Wie ihr seht ist der PC fast neu aufgebaut worden und funktioniert leider nicht. Bitte brauche Hilfe.

Grüsse Sven

Ich nochmal. Der PC-Piepser wurde überprüft und ist nicht defekt (SCHE.........E)


----------



## Z3Rlot (30. Juni 2013)

True Monkey schrieb:


> Wenn du wirklich außerhalb des Cases nur Board mit CPU und einen Riegel (das ist wichtig also auch nichts in den Usb ,sata,pcie)  getestet hast und das board so nicht startet ist es hin.


 
Hast du es auch so gemacht ?
Mainboard ist nun neu?


----------



## Dragon AMD (30. Juni 2013)

Solltest ein paar mal clear cmos machen. Welche revision ist es? Hatte so ein ähnliches problem mit meinem asrock extreme4.

Mfg


----------



## MasurSven (1. Juli 2013)

Hab DIE Boards mit CPU´s ausserhalb getestet.

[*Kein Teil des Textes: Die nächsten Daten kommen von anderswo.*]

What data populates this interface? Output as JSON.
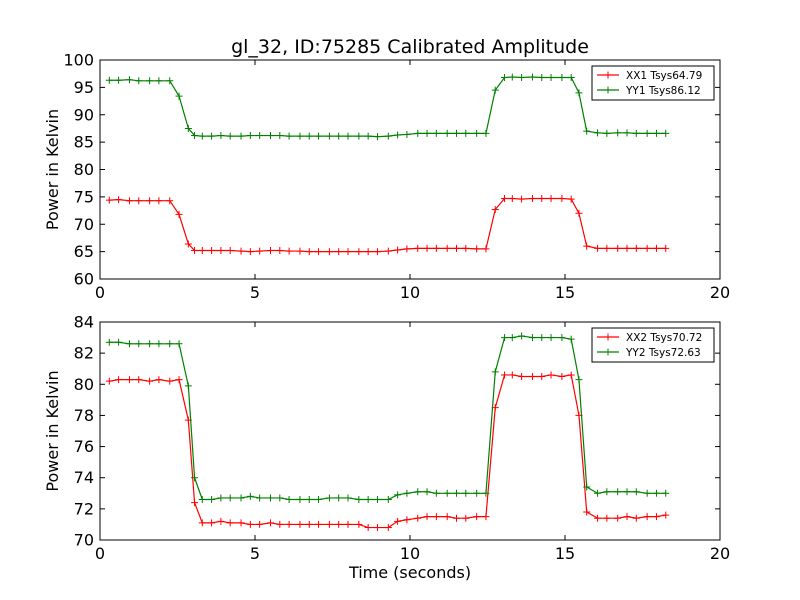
{
  "chart_data": [
    {
      "type": "line",
      "title": "gl_32, ID:75285 Calibrated Amplitude",
      "xlabel": "",
      "ylabel": "Power in Kelvin",
      "xlim": [
        0,
        20
      ],
      "ylim": [
        60,
        100
      ],
      "xticks": [
        0,
        5,
        10,
        15,
        20
      ],
      "yticks": [
        60,
        65,
        70,
        75,
        80,
        85,
        90,
        95,
        100
      ],
      "grid": false,
      "legend": "top-right",
      "x": [
        0.3,
        0.6,
        0.95,
        1.25,
        1.6,
        1.9,
        2.25,
        2.55,
        2.85,
        3.05,
        3.3,
        3.6,
        3.9,
        4.2,
        4.55,
        4.85,
        5.15,
        5.5,
        5.8,
        6.1,
        6.45,
        6.75,
        7.05,
        7.4,
        7.7,
        8.0,
        8.35,
        8.65,
        8.95,
        9.3,
        9.6,
        9.9,
        10.25,
        10.55,
        10.85,
        11.2,
        11.5,
        11.8,
        12.15,
        12.45,
        12.75,
        13.05,
        13.3,
        13.6,
        13.95,
        14.25,
        14.55,
        14.9,
        15.2,
        15.45,
        15.7,
        16.05,
        16.35,
        16.7,
        17.0,
        17.3,
        17.65,
        17.95,
        18.25
      ],
      "series": [
        {
          "name": "XX1 Tsys64.79",
          "color": "#ff0000",
          "values": [
            74.4,
            74.5,
            74.3,
            74.3,
            74.3,
            74.3,
            74.3,
            71.8,
            66.4,
            65.2,
            65.2,
            65.2,
            65.2,
            65.2,
            65.1,
            65.0,
            65.1,
            65.2,
            65.2,
            65.1,
            65.1,
            65.0,
            65.0,
            65.0,
            65.0,
            65.0,
            65.0,
            65.0,
            65.0,
            65.1,
            65.3,
            65.5,
            65.6,
            65.6,
            65.6,
            65.6,
            65.6,
            65.6,
            65.5,
            65.5,
            72.7,
            74.7,
            74.7,
            74.6,
            74.7,
            74.7,
            74.7,
            74.7,
            74.6,
            72.0,
            66.0,
            65.6,
            65.6,
            65.6,
            65.6,
            65.6,
            65.6,
            65.6,
            65.6
          ]
        },
        {
          "name": "YY1 Tsys86.12",
          "color": "#008000",
          "values": [
            96.3,
            96.3,
            96.4,
            96.2,
            96.2,
            96.2,
            96.2,
            93.4,
            87.5,
            86.2,
            86.1,
            86.1,
            86.2,
            86.1,
            86.1,
            86.2,
            86.2,
            86.2,
            86.2,
            86.1,
            86.1,
            86.1,
            86.1,
            86.1,
            86.1,
            86.1,
            86.1,
            86.1,
            86.0,
            86.1,
            86.3,
            86.4,
            86.6,
            86.6,
            86.6,
            86.6,
            86.6,
            86.6,
            86.6,
            86.6,
            94.5,
            96.8,
            96.9,
            96.8,
            96.9,
            96.8,
            96.8,
            96.8,
            96.8,
            94.0,
            87.0,
            86.7,
            86.6,
            86.7,
            86.7,
            86.6,
            86.6,
            86.6,
            86.6
          ]
        }
      ]
    },
    {
      "type": "line",
      "title": "",
      "xlabel": "Time (seconds)",
      "ylabel": "Power in Kelvin",
      "xlim": [
        0,
        20
      ],
      "ylim": [
        70,
        84
      ],
      "xticks": [
        0,
        5,
        10,
        15,
        20
      ],
      "yticks": [
        70,
        72,
        74,
        76,
        78,
        80,
        82,
        84
      ],
      "grid": false,
      "legend": "top-right",
      "x": [
        0.3,
        0.6,
        0.95,
        1.25,
        1.6,
        1.9,
        2.25,
        2.55,
        2.85,
        3.05,
        3.3,
        3.6,
        3.9,
        4.2,
        4.55,
        4.85,
        5.15,
        5.5,
        5.8,
        6.1,
        6.45,
        6.75,
        7.05,
        7.4,
        7.7,
        8.0,
        8.35,
        8.65,
        8.95,
        9.3,
        9.6,
        9.9,
        10.25,
        10.55,
        10.85,
        11.2,
        11.5,
        11.8,
        12.15,
        12.45,
        12.75,
        13.05,
        13.3,
        13.6,
        13.95,
        14.25,
        14.55,
        14.9,
        15.2,
        15.45,
        15.7,
        16.05,
        16.35,
        16.7,
        17.0,
        17.3,
        17.65,
        17.95,
        18.25
      ],
      "series": [
        {
          "name": "XX2 Tsys70.72",
          "color": "#ff0000",
          "values": [
            80.2,
            80.3,
            80.3,
            80.3,
            80.2,
            80.3,
            80.2,
            80.3,
            77.7,
            72.4,
            71.1,
            71.1,
            71.2,
            71.1,
            71.1,
            71.0,
            71.0,
            71.1,
            71.0,
            71.0,
            71.0,
            71.0,
            71.0,
            71.0,
            71.0,
            71.0,
            71.0,
            70.8,
            70.8,
            70.8,
            71.2,
            71.3,
            71.4,
            71.5,
            71.5,
            71.5,
            71.4,
            71.4,
            71.5,
            71.5,
            78.5,
            80.6,
            80.6,
            80.5,
            80.5,
            80.5,
            80.6,
            80.5,
            80.6,
            78.0,
            71.8,
            71.4,
            71.4,
            71.4,
            71.5,
            71.4,
            71.5,
            71.5,
            71.6
          ]
        },
        {
          "name": "YY2 Tsys72.63",
          "color": "#008000",
          "values": [
            82.7,
            82.7,
            82.6,
            82.6,
            82.6,
            82.6,
            82.6,
            82.6,
            79.9,
            74.0,
            72.6,
            72.6,
            72.7,
            72.7,
            72.7,
            72.8,
            72.7,
            72.7,
            72.7,
            72.6,
            72.6,
            72.6,
            72.6,
            72.7,
            72.7,
            72.7,
            72.6,
            72.6,
            72.6,
            72.6,
            72.9,
            73.0,
            73.1,
            73.1,
            73.0,
            73.0,
            73.0,
            73.0,
            73.0,
            73.0,
            80.8,
            83.0,
            83.0,
            83.1,
            83.0,
            83.0,
            83.0,
            83.0,
            82.9,
            80.3,
            73.4,
            73.0,
            73.1,
            73.1,
            73.1,
            73.1,
            73.0,
            73.0,
            73.0
          ]
        }
      ]
    }
  ]
}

Ohne irgendwelche Zusatzkarten, USB, SATA. Alles führt zum gleichen Ergebnis, das der Fehler weiterhin besteht.
Werde jetzt alles zu AM..ON zurücksenden und neu bestellen und zuerst ausserhalb testen bevor ich es wieder ins Gehäuse einbaue.


----------



## Z3Rlot (1. Juli 2013)

Okay.schon komisch hatte noch nie so ein Problem.


----------